In allgemeiner Form: Die Bundesvereinigung der Deutschen Industrie (BD) tritt für die Senkung der Staatsquote von heute rd. 50% auf unter 40% ein. (ebenso Clement und die CDU/CSU) Die Sozialversicherungsbeiträge werden merkwürdigerweise zu den Staatsausgaben gerechnet. D.h.: Renten, Gesundheitsleistungen usw. sollen um 20% gesenkt werden. Der BDI verlangt denn die Senkung der Sozialversicherungsbeiträge von jetzt 42% auf 35%, d.h. Senkung aller Leistungen um 15 bis 20%. Auch die DGB-Führung tritt für die Senkung der "Lohnnebenkosten" ein.

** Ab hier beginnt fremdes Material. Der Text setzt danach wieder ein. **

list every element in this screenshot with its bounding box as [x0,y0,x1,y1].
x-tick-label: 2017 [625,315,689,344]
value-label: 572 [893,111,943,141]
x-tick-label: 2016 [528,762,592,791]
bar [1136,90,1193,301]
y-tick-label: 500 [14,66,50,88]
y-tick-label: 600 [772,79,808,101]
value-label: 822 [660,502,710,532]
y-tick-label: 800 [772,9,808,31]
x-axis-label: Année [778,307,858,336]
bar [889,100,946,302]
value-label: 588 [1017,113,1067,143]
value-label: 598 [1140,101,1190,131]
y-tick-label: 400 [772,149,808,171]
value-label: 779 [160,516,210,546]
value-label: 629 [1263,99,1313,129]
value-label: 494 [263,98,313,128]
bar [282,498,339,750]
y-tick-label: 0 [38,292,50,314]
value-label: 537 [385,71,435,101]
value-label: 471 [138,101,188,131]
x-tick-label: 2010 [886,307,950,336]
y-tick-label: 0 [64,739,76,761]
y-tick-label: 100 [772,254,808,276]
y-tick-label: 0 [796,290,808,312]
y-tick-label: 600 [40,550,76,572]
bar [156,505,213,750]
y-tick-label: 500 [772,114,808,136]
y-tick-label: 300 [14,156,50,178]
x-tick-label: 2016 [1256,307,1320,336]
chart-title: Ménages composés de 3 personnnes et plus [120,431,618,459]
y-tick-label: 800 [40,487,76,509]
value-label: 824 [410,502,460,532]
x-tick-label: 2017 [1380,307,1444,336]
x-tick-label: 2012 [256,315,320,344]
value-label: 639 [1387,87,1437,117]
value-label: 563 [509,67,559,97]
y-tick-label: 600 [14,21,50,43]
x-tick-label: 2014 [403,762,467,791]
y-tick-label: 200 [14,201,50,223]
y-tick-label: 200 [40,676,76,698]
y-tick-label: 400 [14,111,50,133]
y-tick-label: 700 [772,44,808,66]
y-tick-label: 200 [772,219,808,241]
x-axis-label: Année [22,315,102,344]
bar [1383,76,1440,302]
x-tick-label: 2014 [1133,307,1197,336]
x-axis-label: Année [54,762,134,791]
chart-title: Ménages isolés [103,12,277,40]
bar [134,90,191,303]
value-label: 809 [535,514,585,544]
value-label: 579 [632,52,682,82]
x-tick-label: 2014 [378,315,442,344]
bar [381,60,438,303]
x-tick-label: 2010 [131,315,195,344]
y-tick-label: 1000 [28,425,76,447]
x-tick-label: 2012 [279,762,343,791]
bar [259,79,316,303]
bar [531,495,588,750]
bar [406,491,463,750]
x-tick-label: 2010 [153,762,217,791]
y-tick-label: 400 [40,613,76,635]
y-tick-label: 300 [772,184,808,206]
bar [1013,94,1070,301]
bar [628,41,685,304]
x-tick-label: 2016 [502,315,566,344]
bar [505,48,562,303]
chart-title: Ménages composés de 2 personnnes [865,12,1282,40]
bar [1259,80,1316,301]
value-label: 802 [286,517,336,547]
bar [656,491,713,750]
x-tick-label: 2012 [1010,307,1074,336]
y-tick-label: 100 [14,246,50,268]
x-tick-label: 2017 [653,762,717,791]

Das kann nicht unser Weg sein.

Die Ökonomen des Kapitals halten Löhne allgemein und darin eingeschlossen auch die Sozialversicherungsbeiträge solange für zu hoch, als es Arbeitslosigkeit gibt. Die Spirale ist damit nach unten offen.

Nur der Widerstand der LohnarbeiterInnen kann dem Fall dem Sozialabbau und dem damit verbundenen Fall der Löhne nach unten Schranken setzen.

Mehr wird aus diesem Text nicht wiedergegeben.